Estamos em ritmo acelerado rumo à posição de país com o maior número de mortes.

Seriam mais ainda se fôssemos tão envelhecidos quanto um país como a Espanha, que tem proporcionalmente o dobro de idosos. Cerca de 75% das mortes ocorrem entre eles. Se fôssemos tão envelhecidos quanto a Espanha, teríamos outros 300 mil óbitos pela Covid.

A vacinação dos mais velhos já está salvando vidas. No entanto, seguimos no patamar de mais de 2.000 mortes por dia. Conseguimos rejuvenescer a pandemia. Que estrago! Em um país de grandes sanitaristas, com um invejável Programa Nacional de Imunização (PNI).

E do presidente, tão aficionado a seus infelizes tuítes, nem uma só palavra de empatia. Quando se perde a humanidade, não resta nada a oferecer.

Mas e os sequelados? A “Covid longa” acomete entre 20% e 30% dos infectados. Por quanto tempo sofrerão as consequências? Problemas circulatórios, neurológicos, de saúde mental. E a fadiga crônica? A que custo social, de perda de produtividade? Sobrecarga aos serviços de saúde e de cuidados. A conta maior vai sempre para as famílias, mas também para o SUS e para os planos de saúde.

homem segura cartaz com cruz desenhada e as palavras "500 mil mortos"
Manifestante segura cartaz durante protesto contra o presidente - Carolina Daffara - 19.jun.2021/Folhapress

Mando (apelido de Dilermando, avô materno de meus filhos) contava sempre sua história pessoal. Era o mais velho de cinco irmãos. Aos 9 anos perdeu o pai, 30 anos incompletos, na gripe espanhola. Do leito de morte, ele pediu ao filho que cuidasse sempre, como primogênito, dos irmãos.

A caminho do cemitério, Mando viu carroças transportando os corpos de tantas vítimas. As imagens permaneceram com ele por toda a sua longa vida. Como incontáveis brasileiros, traumatizados hoje, carregarão a dor e as imagens por décadas.

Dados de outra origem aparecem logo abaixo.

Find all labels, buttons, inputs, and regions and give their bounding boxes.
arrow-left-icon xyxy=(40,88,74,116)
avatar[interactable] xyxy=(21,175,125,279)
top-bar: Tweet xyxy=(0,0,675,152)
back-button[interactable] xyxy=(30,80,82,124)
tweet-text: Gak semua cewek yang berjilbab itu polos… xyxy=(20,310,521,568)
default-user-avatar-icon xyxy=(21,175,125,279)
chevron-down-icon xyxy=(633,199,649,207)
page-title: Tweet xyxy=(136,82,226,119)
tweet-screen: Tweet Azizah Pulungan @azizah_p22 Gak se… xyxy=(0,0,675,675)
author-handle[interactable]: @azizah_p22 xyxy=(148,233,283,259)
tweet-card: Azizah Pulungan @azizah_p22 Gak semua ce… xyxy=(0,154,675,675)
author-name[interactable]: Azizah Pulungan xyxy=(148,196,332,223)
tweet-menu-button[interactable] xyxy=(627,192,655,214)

A família era do sul de Minas Gerais. À jovem mãe faltavam habilidades para tocar a fazenda de café. Casou-se de novo e, aos demais, juntaram-se outros quatro filhos. Logo o novo marido pôs tudo a perder. E o Mando cumpriu a promessa feita ao pai, assumindo as responsabilidades de uma paternidade precoce daquele bando de irmãos.

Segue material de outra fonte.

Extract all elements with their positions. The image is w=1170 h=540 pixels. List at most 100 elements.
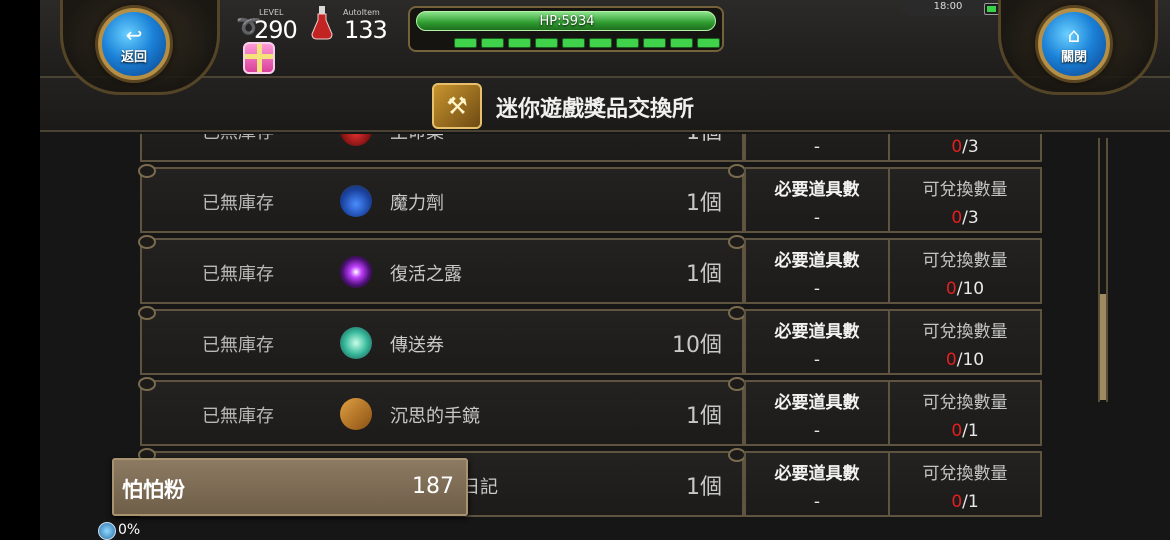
clock: 18:00 [902, 0, 994, 16]
level-swirl-icon: ➰ [236, 14, 261, 38]
top-hud: ↩ 返回 ➰ LEVEL 290 AutoItem 133 HP:5934 18… [40, 0, 1170, 95]
hp-frame: HP:5934 [408, 6, 724, 52]
exchanged-count: 0 [951, 492, 963, 512]
stamina-pip [454, 38, 477, 48]
required-items-value: - [813, 208, 821, 228]
autoitem-value: 133 [344, 16, 388, 44]
progress-icon [98, 522, 116, 540]
exchangeable-header: 可兌換數量 [922, 180, 1008, 200]
gift-icon[interactable] [243, 42, 275, 74]
stamina-pip [616, 38, 639, 48]
item-name: 魔力劑 [390, 193, 444, 214]
prize-row[interactable]: 已無庫存 生命藥 1個 必要道具數 - 可兌換數量 0/3 [140, 134, 1042, 162]
exchange-limit: /1 [962, 421, 979, 441]
purple-orb-icon [340, 256, 372, 288]
required-items-header: 必要道具數 [774, 393, 860, 413]
prize-row-main[interactable]: 已無庫存 生命藥 1個 [140, 134, 744, 162]
prize-row[interactable]: 已無庫存 沉思的手鏡 1個 必要道具數 - 可兌換數量 0/1 [138, 377, 1042, 446]
exchangeable-value: 0/1 [890, 421, 1040, 441]
required-items-value: - [813, 279, 821, 299]
stock-status: 已無庫存 [202, 134, 274, 144]
exchange-limit: /10 [956, 279, 985, 299]
exchangeable-value: 0/1 [890, 492, 1040, 512]
prize-row-main[interactable]: 已無庫存 傳送券 10個 [138, 306, 746, 375]
stamina-pip [670, 38, 693, 48]
exchangeable-header: 可兌換數量 [922, 464, 1008, 484]
exchangeable-cell: 可兌換數量 0/3 [888, 167, 1042, 233]
exchangeable-value: 0/10 [890, 350, 1040, 370]
exchangeable-cell: 可兌換數量 0/1 [888, 451, 1042, 517]
close-button[interactable]: ⌂ 關閉 [1038, 8, 1110, 80]
exchange-limit: /10 [956, 350, 985, 370]
close-button-label: 關閉 [1060, 49, 1087, 65]
level-value: 290 [254, 16, 298, 44]
exchange-limit: /3 [962, 208, 979, 228]
blue-potion-icon [340, 185, 372, 217]
exchange-limit: /3 [962, 137, 979, 157]
required-items-cell: 必要道具數 - [744, 451, 890, 517]
item-quantity: 10個 [672, 333, 722, 358]
exchangeable-value: 0/10 [890, 279, 1040, 299]
stock-status: 已無庫存 [202, 335, 274, 356]
hp-bar: HP:5934 [416, 11, 716, 31]
exchanged-count: 0 [945, 350, 957, 370]
stamina-pip [508, 38, 531, 48]
required-items-value: - [813, 350, 821, 370]
prize-row-main[interactable]: 已無庫存 沉思的手鏡 1個 [138, 377, 746, 446]
prize-row[interactable]: 已無庫存 復活之露 1個 必要道具數 - 可兌換數量 0/10 [138, 235, 1042, 304]
exchangeable-cell: 可兌換數量 0/1 [888, 380, 1042, 446]
exchangeable-value: 0/3 [890, 208, 1040, 228]
item-quantity: 1個 [686, 134, 722, 146]
item-quantity: 1個 [686, 404, 722, 429]
back-button[interactable]: ↩ 返回 [98, 8, 170, 80]
exchangeable-header: 可兌換數量 [922, 251, 1008, 271]
exchangeable-header: 可兌換數量 [922, 322, 1008, 342]
required-items-value: - [813, 492, 821, 512]
stamina-pip [535, 38, 558, 48]
exchangeable-value: 0/3 [890, 137, 1040, 157]
stamina-pip [562, 38, 585, 48]
stamina-pip [643, 38, 666, 48]
item-quantity: 1個 [686, 191, 722, 216]
game-screen: ↩ 返回 ➰ LEVEL 290 AutoItem 133 HP:5934 18… [40, 0, 1170, 540]
item-name: 復活之露 [390, 264, 462, 285]
page-title: 迷你遊戲獎品交換所 [496, 97, 695, 122]
required-items-header: 必要道具數 [774, 180, 860, 200]
item-name: 生命藥 [390, 134, 444, 144]
currency-value: 187 [412, 474, 454, 499]
required-items-value: - [813, 137, 821, 157]
exchangeable-header: 可兌換數量 [922, 393, 1008, 413]
exchange-shop-icon: ⚒ [432, 83, 482, 129]
exchanged-count: 0 [951, 208, 963, 228]
exchanged-count: 0 [951, 421, 963, 441]
required-items-cell: 必要道具數 - [744, 309, 890, 375]
stamina-pips [454, 38, 720, 48]
prize-row-main[interactable]: 已無庫存 復活之露 1個 [138, 235, 746, 304]
item-name: 傳送券 [390, 335, 444, 356]
title-bar: ⚒ 迷你遊戲獎品交換所 [40, 78, 1170, 132]
required-items-header: 必要道具數 [774, 464, 860, 484]
item-quantity: 1個 [686, 475, 722, 500]
exchanged-count: 0 [951, 137, 963, 157]
scrollbar-thumb[interactable] [1100, 294, 1106, 400]
prize-row[interactable]: 已無庫存 傳送券 10個 必要道具數 - 可兌換數量 0/10 [138, 306, 1042, 375]
currency-panel: 怕怕粉 187 [112, 458, 468, 516]
exchangeable-cell: 可兌換數量 0/3 [888, 134, 1042, 162]
prize-row-main[interactable]: 已無庫存 魔力劑 1個 [138, 164, 746, 233]
stamina-pip [697, 38, 720, 48]
required-items-cell: 必要道具數 - [744, 134, 890, 162]
required-items-cell: 必要道具數 - [744, 238, 890, 304]
exchangeable-cell: 可兌換數量 0/10 [888, 238, 1042, 304]
red-potion-icon [340, 134, 372, 146]
required-items-header: 必要道具數 [774, 251, 860, 271]
progress-percent: 0% [118, 522, 141, 538]
prize-row[interactable]: 已無庫存 魔力劑 1個 必要道具數 - 可兌換數量 0/3 [138, 164, 1042, 233]
stamina-pip [589, 38, 612, 48]
stock-status: 已無庫存 [202, 406, 274, 427]
hp-text: HP:5934 [539, 14, 595, 29]
stamina-pip [481, 38, 504, 48]
stock-status: 已無庫存 [202, 264, 274, 285]
exchange-limit: /1 [962, 492, 979, 512]
mirror-book-icon [340, 398, 372, 430]
required-items-value: - [813, 421, 821, 441]
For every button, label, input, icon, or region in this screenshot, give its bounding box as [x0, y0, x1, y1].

Há que se somar aos mortos, os sequelados sob múltiplos ângulos. Estamos diante de uma sindemia, a convergência de várias crises, a sanitária, de desemprego, de fome e de desalento, além do impacto educacional e da desigualdade crescente. E cicatrizes a longo prazo que Mando bem sabia contar.

Muitas perdas, não só de vidas, que levam ao luto —abafado e sem reconhecimento dos "líderes".

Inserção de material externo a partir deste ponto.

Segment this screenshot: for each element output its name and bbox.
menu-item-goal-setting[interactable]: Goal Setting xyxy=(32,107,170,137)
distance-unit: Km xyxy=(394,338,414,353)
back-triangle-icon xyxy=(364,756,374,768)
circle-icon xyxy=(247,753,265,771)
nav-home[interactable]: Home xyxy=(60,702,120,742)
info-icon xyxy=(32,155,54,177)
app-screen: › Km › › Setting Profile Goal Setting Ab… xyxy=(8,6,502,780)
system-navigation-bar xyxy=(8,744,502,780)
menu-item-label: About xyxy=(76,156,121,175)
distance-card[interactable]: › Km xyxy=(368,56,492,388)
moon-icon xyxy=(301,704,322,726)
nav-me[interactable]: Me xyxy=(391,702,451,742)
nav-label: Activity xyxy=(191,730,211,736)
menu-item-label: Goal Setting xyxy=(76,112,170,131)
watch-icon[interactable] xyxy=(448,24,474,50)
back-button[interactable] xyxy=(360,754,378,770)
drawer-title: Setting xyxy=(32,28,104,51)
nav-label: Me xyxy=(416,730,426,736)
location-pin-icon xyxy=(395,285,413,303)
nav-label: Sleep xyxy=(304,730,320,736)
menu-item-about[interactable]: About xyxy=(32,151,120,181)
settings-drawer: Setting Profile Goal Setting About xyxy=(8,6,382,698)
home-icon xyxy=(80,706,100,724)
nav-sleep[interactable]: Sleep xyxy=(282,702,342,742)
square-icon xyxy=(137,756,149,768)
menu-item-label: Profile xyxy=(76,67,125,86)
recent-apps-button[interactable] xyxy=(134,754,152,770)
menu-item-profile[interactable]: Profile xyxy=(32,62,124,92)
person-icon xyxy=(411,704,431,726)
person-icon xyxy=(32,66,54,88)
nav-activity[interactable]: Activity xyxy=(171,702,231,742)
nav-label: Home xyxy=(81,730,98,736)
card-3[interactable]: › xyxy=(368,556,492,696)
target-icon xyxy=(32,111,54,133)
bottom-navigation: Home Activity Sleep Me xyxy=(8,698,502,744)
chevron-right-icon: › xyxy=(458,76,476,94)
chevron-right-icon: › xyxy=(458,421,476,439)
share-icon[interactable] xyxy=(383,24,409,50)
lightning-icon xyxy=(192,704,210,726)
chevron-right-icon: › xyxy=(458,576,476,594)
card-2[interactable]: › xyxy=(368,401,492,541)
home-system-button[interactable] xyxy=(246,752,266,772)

A língua portuguesa, com toda a sua riqueza para expressar sentimentos, não capta a extensão do sofrimento. Em inglês a palavra "luto" pode ser traduzida de várias formas: bereavement, mourning, grief. Não são sinônimos e têm difícil tradução para o português.

São as peculiaridades de cada idioma —como a palavra "saudade", que não tem equivalente em inglês. Nem por isso uma pessoa que o tenha como idioma materno deixa de experimentar o sentimento.

Todas essas palavras são uma resposta à morte. Entretanto, o luto pode também ser uma resposta a outras perdas: de autonomia, de independência financeira, de status ou de relacionamentos. Ou do amor paterno, como no caso de Mando.

No entanto, o governo prefere “celebrar" os 17 milhões de “curados”. Não importa que milhões deles sejam sequelados.

George Orwell, em seu distópico romance "1984", já nos havia advertido. Mascarar os dados era função de todo um departamento. Uma tragédia descomunal, com uma distorção inconcebível, passa a ser um trunfo. O nefasto "newspeak”, em que palavras e fatos perdem seu significado, anunciava as fake news.

Vamos permitir que desfigurem empatia? Ou o dever de um governo de manifestá-la?